In einem Livestream-Konzert am 13. April 2021 um 19:30 Uhr wird David Philip Heftis Mormorando – Musik für Flöte, Oboe, Klarinette und Fagott von den Swiss Chamber Soloists Felix Renggli, Emanuel Abbühl, Stojan Krkuleski und Sergio Azzolini uraufgeführt. Des Weiteren wird im Konzert auch Bachs Ricercare a 6 in Heftis Bearbeitung für Bläser gespielt sowie Mozarts Gran Partita von den Mitgliedern der Swiss Chamber Academy.
Das Konzert kann man sich hier ansehen.

VIAMOZART
13. April 2021, 19:30 Uhr
Bach: Ricercare a 6 – Bearbeitung für Bläser von David Philip Hefti
Hefti: Mormorando – Musik für Flöte, Oboe, Klarinette und Fagott
– URAUFFÜHUNG
Mozart: Gran Partita in B-Dur mehr lesen weniger

Light and Shade – neue CD von David Philip Hefti

David Philip Hefti und das Amaryllis Quartett präsentieren auf der CD „Light and Shade“ Ersteinspielungen von drei Werken Heftis für Streichquartett und Solisten. Am 18. März 2021 erscheint die Aufnahme bei NEOS; im Mai wird die CD auf allen digitalen Kanälen verfügbar sein.
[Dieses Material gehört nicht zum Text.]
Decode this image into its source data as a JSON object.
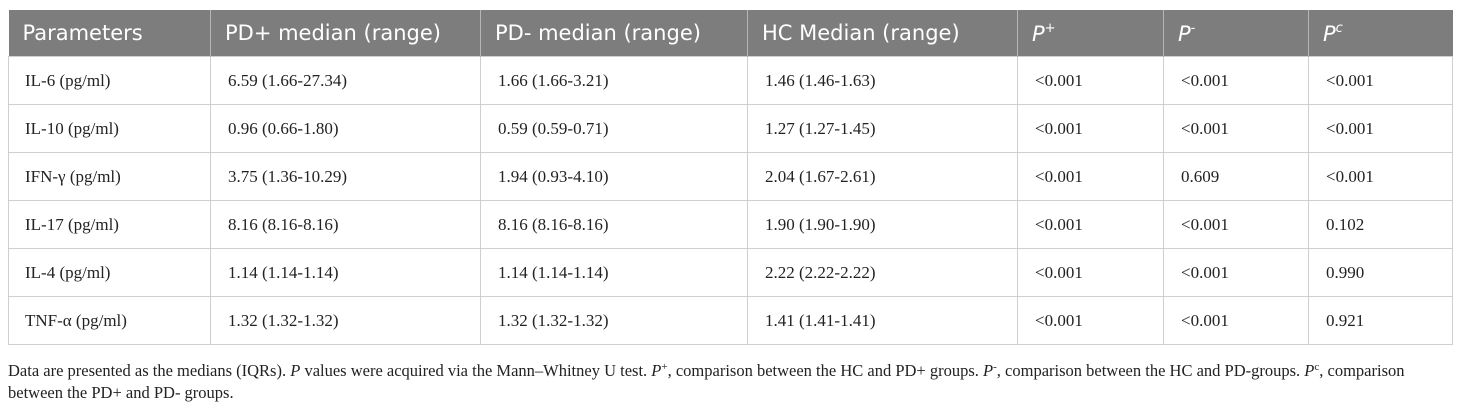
{
  "table": {
    "headers": {
      "parameters": "Parameters",
      "pd_plus": "PD+ median (range)",
      "pd_minus": "PD- median (range)",
      "hc": "HC Median (range)",
      "p_letter": "P",
      "p_plus_sup": "+",
      "p_minus_sup": "-",
      "p_c_sup": "c"
    },
    "rows": [
      [
        "IL-6 (pg/ml)",
        "6.59 (1.66-27.34)",
        "1.66 (1.66-3.21)",
        "1.46 (1.46-1.63)",
        "<0.001",
        "<0.001",
        "<0.001"
      ],
      [
        "IL-10 (pg/ml)",
        "0.96 (0.66-1.80)",
        "0.59 (0.59-0.71)",
        "1.27 (1.27-1.45)",
        "<0.001",
        "<0.001",
        "<0.001"
      ],
      [
        "IFN-γ (pg/ml)",
        "3.75 (1.36-10.29)",
        "1.94 (0.93-4.10)",
        "2.04 (1.67-2.61)",
        "<0.001",
        "0.609",
        "<0.001"
      ],
      [
        "IL-17 (pg/ml)",
        "8.16 (8.16-8.16)",
        "8.16 (8.16-8.16)",
        "1.90 (1.90-1.90)",
        "<0.001",
        "<0.001",
        "0.102"
      ],
      [
        "IL-4 (pg/ml)",
        "1.14 (1.14-1.14)",
        "1.14 (1.14-1.14)",
        "2.22 (2.22-2.22)",
        "<0.001",
        "<0.001",
        "0.990"
      ],
      [
        "TNF-α (pg/ml)",
        "1.32 (1.32-1.32)",
        "1.32 (1.32-1.32)",
        "1.41 (1.41-1.41)",
        "<0.001",
        "<0.001",
        "0.921"
      ]
    ]
  },
  "footnote": {
    "line1": "Data are presented as the medians (IQRs). ",
    "p": "P",
    "line1b": " values were acquired via the Mann–Whitney U test. ",
    "plus": "+",
    "line1c": ", comparison between the HC and PD+ groups. ",
    "minus": "-",
    "line1d": ", comparison between the HC and PD-groups. ",
    "c": "c",
    "line1e": ", comparison between the PD+ and PD- groups."
  },
  "colors": {
    "header_bg": "#7d7d7d",
    "header_text": "#ffffff",
    "grid": "#cfcfcf"
  }
}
„Light and Shade“ entstand aus einer langjährigen Zusammenarbeit zwischen dem Amaryllis Quartett und Hefti und ist gleichzeitig das erste gemeinsame CD-Projekt:

An durchsichtigen Fäden – für Mezzosopran und Streichquartett auf ein Gedicht von Kurt Aebli aus 2018 ist dem Amaryllis Quartett und der Mezzosopranistin Maria Riccarda Wesseling gewidmet; Uraufführung April 2018 in Lübeck

Concubia nocte – Musik zur zweiten Nachtwache (Streichquartett Nr. 5) aus 2018; Uraufführung Oktober 2018 im Kloster Engelberg mit dem Merel Quartett

Danse interstellaire – Trauermusik für Bassettklarinette und Streichquartett aus 2014 mit dem Amaryllis Quartett und Bernhard Röthlisberger an der Bassettklarinette, ist David Philip Heftis Mutter gewidmet; Uraufführung Oktober 2015 im Schloss Schwetzingen mit Nikolaus Friedrich und dem Amaryllis Quartett

„Die langjährige Zusammenarbeit mit dem Amaryllis Quartett gehört zu den beglückendsten Verbindungen meiner bisherigen Laufbahn. Die vier Musiker*innen kombinieren die analytische Durchdringung der Werke mit einer emotionalen Herangehensweise an die Musik und gehören dadurch – in meinen Ohren – zu den besten Streichquartetten der Gegenwart. Dass unsere Partnerschaft durch die erste gemeinsame CD „Light and Shade“ gekrönt wird, freut und ehrt mich besonders.“ David Philip Hefti mehr lesen weniger

David Philip Hefti dirigiert das Musikkollegium Winterthur

Der Komponist und Dirigent David Philip Hefti wird am Freitag 29. Januar 2021 das Musikkollegium Winterthur in einem Hauskonzert dirigieren. Neben Mozart stehen auch Heftis eigene Kompositionen auf dem Programm so auch die Uraufführung seines Werkes Cantabile – Konzert für Viola und Orchester, eine Auftragskomposition des Musikkollegiums Winterthur aus dem Jahr 2019. Mit dem Orchester und auch dem Solisten des Abends Jürg Dähler verbindet Hefti schon eine lange Freundschaft.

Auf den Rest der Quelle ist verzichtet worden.